Artificial intelligence is rapidly becoming an integral part of modern enterprise operations, with 92 percent of IT leaders actively investing in AI to advance their data and analytics initiatives. The sharp uptick in these types of initiatives means that the need for high-quality data is higher than ever.
Organisations looking to fuel their AI and advanced analytics must be able to identify and leverage their most valuable datasets. For many, this means tapping into their long-standing core transactional systems which were never designed with these newer technologies in mind. As enterprise operations evolve, the ability to harness data is also growing in complexity, presenting a new challenge for organisations on their innovation journeys.
The symptoms of this challenge often materialise in poor data integrity, fragmented governance and data silos, all of which create roadblocks to efficient data processing. These are some of the most common reasons behind AI and analytical solutions failing to translate into meaningful business outcomes.
The data accessibility challenge
For many enterprises, their mainframes house decades’ worth of critical, high-quality data, functioning as a repository of historical operational and customer interactions.
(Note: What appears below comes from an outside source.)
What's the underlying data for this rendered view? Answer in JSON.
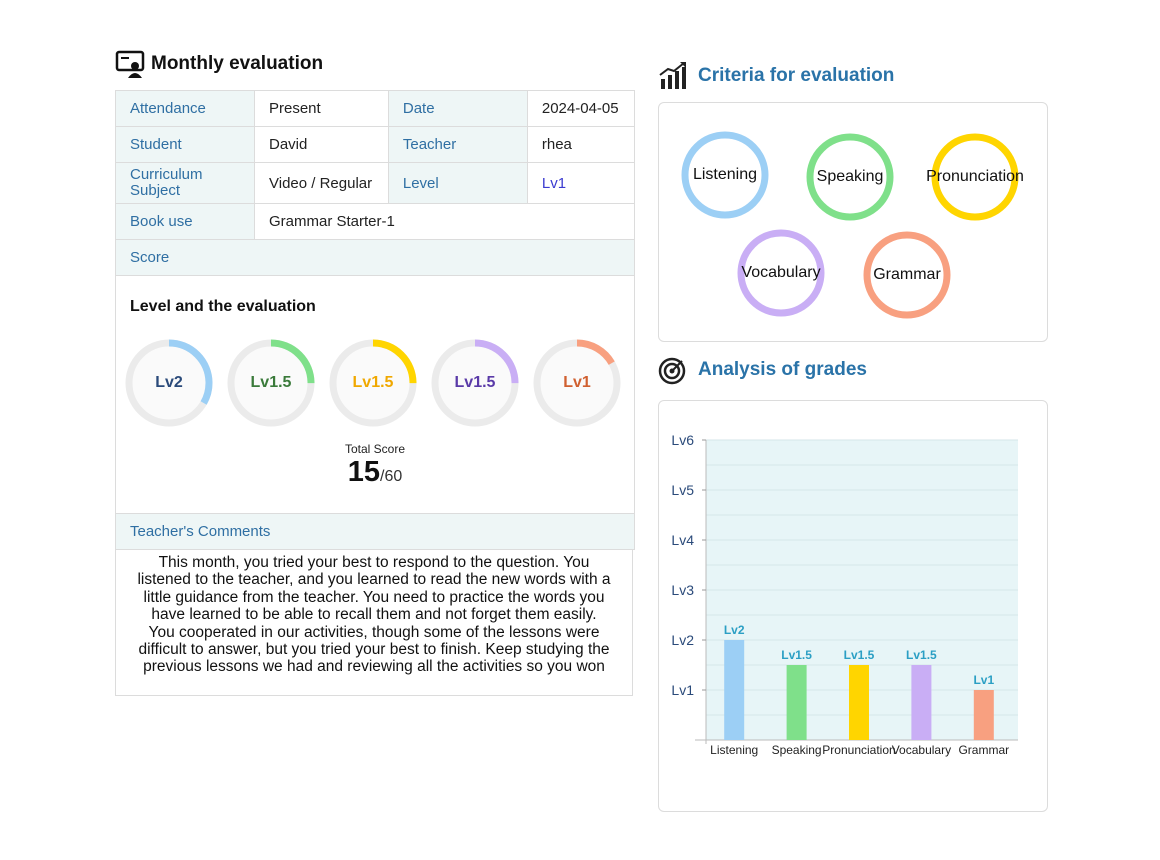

However, only a small fraction of IT leaders extensively leverage this valuable resource in their data-driven initiatives. The reason behind this is that integrating this data with modern AI systems presents significant accessibility challenges. Indeed, 44 percent of enterprises surveyed by IDC reported issues with technology gaps or incompatibilities when considering migration or modernisation of mainframe applications.
Even when challenges are resolved, there are still questions to be answered around the provenance of the data. Where does it come from? Has it been altered or manipulated in any way? Is it maintained in line with the appropriate data governance practices? AI systems are only as trustworthy as the data that powers them, so IT leaders must be able to answer these questions with confidence, otherwise they risk the data used to fuel the decision-making capabilities of the AI solution being unreliable.
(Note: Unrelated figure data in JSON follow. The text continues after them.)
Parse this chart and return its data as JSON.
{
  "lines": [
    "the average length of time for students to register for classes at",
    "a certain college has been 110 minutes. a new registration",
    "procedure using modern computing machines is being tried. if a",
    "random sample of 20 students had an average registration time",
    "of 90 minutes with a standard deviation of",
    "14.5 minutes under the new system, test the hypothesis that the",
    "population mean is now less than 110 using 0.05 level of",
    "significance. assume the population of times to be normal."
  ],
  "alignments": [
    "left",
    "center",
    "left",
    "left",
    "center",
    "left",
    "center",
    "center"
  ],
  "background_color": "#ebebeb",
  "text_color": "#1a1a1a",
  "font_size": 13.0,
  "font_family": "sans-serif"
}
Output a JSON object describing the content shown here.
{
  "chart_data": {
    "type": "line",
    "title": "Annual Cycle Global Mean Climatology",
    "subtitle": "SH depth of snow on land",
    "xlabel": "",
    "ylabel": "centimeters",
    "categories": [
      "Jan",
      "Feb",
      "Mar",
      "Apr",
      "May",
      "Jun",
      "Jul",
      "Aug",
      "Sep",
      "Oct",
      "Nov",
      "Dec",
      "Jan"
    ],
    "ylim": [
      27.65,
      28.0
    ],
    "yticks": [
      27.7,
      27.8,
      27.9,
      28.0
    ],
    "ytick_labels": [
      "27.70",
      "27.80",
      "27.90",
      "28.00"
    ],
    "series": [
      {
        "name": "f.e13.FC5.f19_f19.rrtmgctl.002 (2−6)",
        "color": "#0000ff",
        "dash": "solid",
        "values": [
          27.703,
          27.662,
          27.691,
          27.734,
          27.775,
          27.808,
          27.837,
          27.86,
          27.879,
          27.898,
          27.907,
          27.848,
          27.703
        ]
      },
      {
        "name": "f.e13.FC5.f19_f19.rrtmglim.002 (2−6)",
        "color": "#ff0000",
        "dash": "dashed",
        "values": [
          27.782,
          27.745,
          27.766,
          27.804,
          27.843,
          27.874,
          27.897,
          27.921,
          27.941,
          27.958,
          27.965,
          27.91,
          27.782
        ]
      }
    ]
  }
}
A new era of data governance
In the face of quickly evolving regulations, the role of governance has expanded well beyond compliance to become a strategic necessity. Every business that handles sensitive data needs to contend with the reality of potential data breaches and cyberattacks. This necessitates a strong security posture and risk management practices which are all built around robust data governance. Static controls and “one and done” reviews are no longer enough. These new frameworks demand continuous visibility into how data flows across the enterprise.
Effective data governance requires a framework that safeguards data integrity at every stage of the lifecycle. That includes ensuring accuracy, consistency, and reliability, while also providing end-to-end lineage tracking, metadata management, and routine validation. As data moves across systems and is transformed, synchronised, duplicated, and moved to where AI applications need it, it must remain accessible, trusted, and actionable.
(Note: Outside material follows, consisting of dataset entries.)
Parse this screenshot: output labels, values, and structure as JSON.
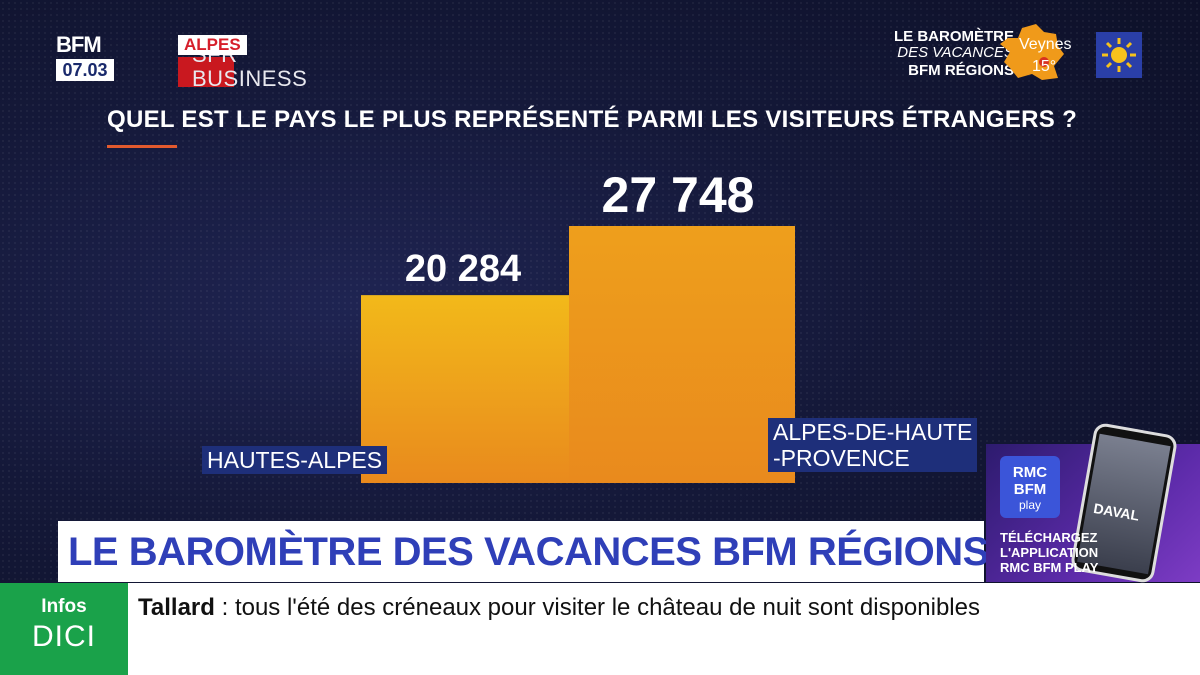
{
  "logo": {
    "brand": "BFM",
    "region": "ALPES",
    "time": "07.03",
    "network": "SFR BUSINESS"
  },
  "barometer": {
    "line1": "LE BAROMÈTRE",
    "line2": "DES VACANCES",
    "line3": "BFM RÉGIONS",
    "city": "Veynes",
    "temperature": "15°",
    "weather_icon": "sun-icon"
  },
  "question": "QUEL EST LE PAYS LE PLUS REPRÉSENTÉ PARMI LES VISITEURS ÉTRANGERS ?",
  "chart_data": {
    "type": "bar",
    "title": "QUEL EST LE PAYS LE PLUS REPRÉSENTÉ PARMI LES VISITEURS ÉTRANGERS ?",
    "categories": [
      "HAUTES-ALPES",
      "ALPES-DE-HAUTE -PROVENCE"
    ],
    "category_lines": [
      [
        "HAUTES-ALPES"
      ],
      [
        "ALPES-DE-HAUTE",
        "-PROVENCE"
      ]
    ],
    "values": [
      20284,
      27748
    ],
    "value_labels": [
      "20 284",
      "27 748"
    ],
    "colors": [
      "#f2b91a",
      "#ee9f1c"
    ],
    "xlabel": "",
    "ylabel": "",
    "grid": false
  },
  "banner": "LE BAROMÈTRE DES VACANCES BFM RÉGIONS",
  "promo": {
    "logo_line1": "RMC",
    "logo_line2": "BFM",
    "logo_line3": "play",
    "phone_title": "DAVAL",
    "line1": "TÉLÉCHARGEZ",
    "line2": "L'APPLICATION",
    "line3": "RMC BFM PLAY"
  },
  "ticker": {
    "tag_top": "Infos",
    "tag_bottom": "DICI",
    "place": "Tallard",
    "separator": " : ",
    "text": "tous l'été des créneaux pour visiter le château de nuit sont disponibles"
  }
}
Modern data management solutions embed these safeguards directly into enterprise workflows. Automated lineage, embedded access controls, audit logging, and compliance frameworks help organisations meet regulatory requirements and strengthen confidence in AI-driven insights.
By treating data protection as the foundation of AI adoption rather than an afterthought, enterprises can scale their AI initiatives while maintaining the trust and security essential for long-term success.
Taking analytics to the next level with mainframe data
Advanced analytics and AI solutions feed off the same thing: data. In order to both reduce the risk associated with innovation and maximise the ROI of their shiny new tools, organisations must leverage their mainframe data with a clear, strategic mindset. The potential benefits are many, ranging from improved decision-making capabilities to increased visibility into operational efficiency, and real-time competitive insights. On the tactical level, this means finding those modern integration tools that help address the challenges around data governance and boost visibility within enterprise environments.
Part of the challenge lies in the reality that no two organisations or modernisation strategies are the same. Some leaders prefer pre-built solutions, while others attempt to adapt existing systems, but there is no one-size-fits-all approach. And while many business leaders understand the critical importance of their mainframe data, navigating through the process remains a sticking point.
Practical challenges such as data retrieval, security, compliance, and scalability frequently complicate integration efforts. At the same time, perceived obstacles often amplify the hesitation, making the process daunting and even risky. As a result, organisations may delay or abandon initiatives altogether, even as some competitors push ahead with multiple projects in parallel.
Overcoming these challenges requires not just technical expertise, but also a shift in mindset. By approaching integration strategically and adopting modern tools that bridge mainframe and cloud environments, enterprises can move beyond roadblocks and begin fully leveraging their data. There is much to gain: more accurate AI models, richer analytics that meaningfully inform business decisions, and insights that drive a stronger competitive advantage.